Polymer nanocomposites are the material of choice for dc insulation. The emerging demand for high-capacity high voltage direct current (HVdc) power transmission requires polymer nanocomposites capable of safe and stable operation at high temperatures. However, the high-temperature electrical properties of current polymer nanocomposites are still unsatisfactory. Here, we report that the modulation of polymer/nanoparticle interfaces can greatly improve the high-temperature insulation properties of polypropylene (PP)-based nanocomposite for recyclable HVdc cable insulation application. The nanoparticles are surface-modified with PP-graft-maleic anhydride (PP- ${g}$ -mah), which is not only well miscible with PP but also contains polar groups to act as interfacial deep traps.

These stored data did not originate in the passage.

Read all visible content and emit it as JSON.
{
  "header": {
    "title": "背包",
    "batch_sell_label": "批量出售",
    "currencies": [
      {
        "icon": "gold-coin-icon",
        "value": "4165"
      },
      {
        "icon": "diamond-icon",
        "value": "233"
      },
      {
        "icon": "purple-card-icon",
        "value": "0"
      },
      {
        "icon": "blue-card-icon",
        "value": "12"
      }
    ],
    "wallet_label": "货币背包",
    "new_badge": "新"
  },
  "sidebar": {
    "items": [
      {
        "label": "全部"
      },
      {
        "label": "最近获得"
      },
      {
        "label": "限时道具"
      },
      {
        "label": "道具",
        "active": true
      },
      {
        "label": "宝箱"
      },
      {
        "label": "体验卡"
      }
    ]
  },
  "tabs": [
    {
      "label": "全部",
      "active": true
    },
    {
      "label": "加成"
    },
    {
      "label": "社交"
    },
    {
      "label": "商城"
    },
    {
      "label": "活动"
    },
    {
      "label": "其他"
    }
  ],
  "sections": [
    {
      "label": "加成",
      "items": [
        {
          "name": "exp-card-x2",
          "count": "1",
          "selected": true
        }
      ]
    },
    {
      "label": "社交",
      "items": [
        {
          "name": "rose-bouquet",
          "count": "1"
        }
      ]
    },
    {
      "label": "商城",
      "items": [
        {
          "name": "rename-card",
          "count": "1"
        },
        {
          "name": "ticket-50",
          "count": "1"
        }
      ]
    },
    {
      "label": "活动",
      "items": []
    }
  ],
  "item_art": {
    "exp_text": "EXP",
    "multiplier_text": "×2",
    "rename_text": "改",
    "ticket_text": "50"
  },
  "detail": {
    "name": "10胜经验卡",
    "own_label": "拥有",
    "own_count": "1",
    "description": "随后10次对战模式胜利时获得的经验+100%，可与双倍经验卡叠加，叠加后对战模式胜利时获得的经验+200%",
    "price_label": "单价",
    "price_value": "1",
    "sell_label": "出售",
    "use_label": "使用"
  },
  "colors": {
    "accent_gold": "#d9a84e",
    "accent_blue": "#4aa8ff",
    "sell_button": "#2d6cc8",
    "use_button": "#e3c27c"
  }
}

We demonstrate that the interfacial deep traps can improve the dc breakdown strength and the electrical resistivity of polymer nanocomposite by inhibiting the charge injection. This work deepens the understanding of interfacial effects in polymer nanocomposites and provides new opportunities for designing high-performance recyclable insulation materials for HVdc cables.

Automated summary

This study improves the high-temperature insulation properties of polypropylene-based nanocomposites by modulating the polymer/nanoparticle interfaces, providing new opportunities for designing high-performance recyclable insulation materials for HVdc cables.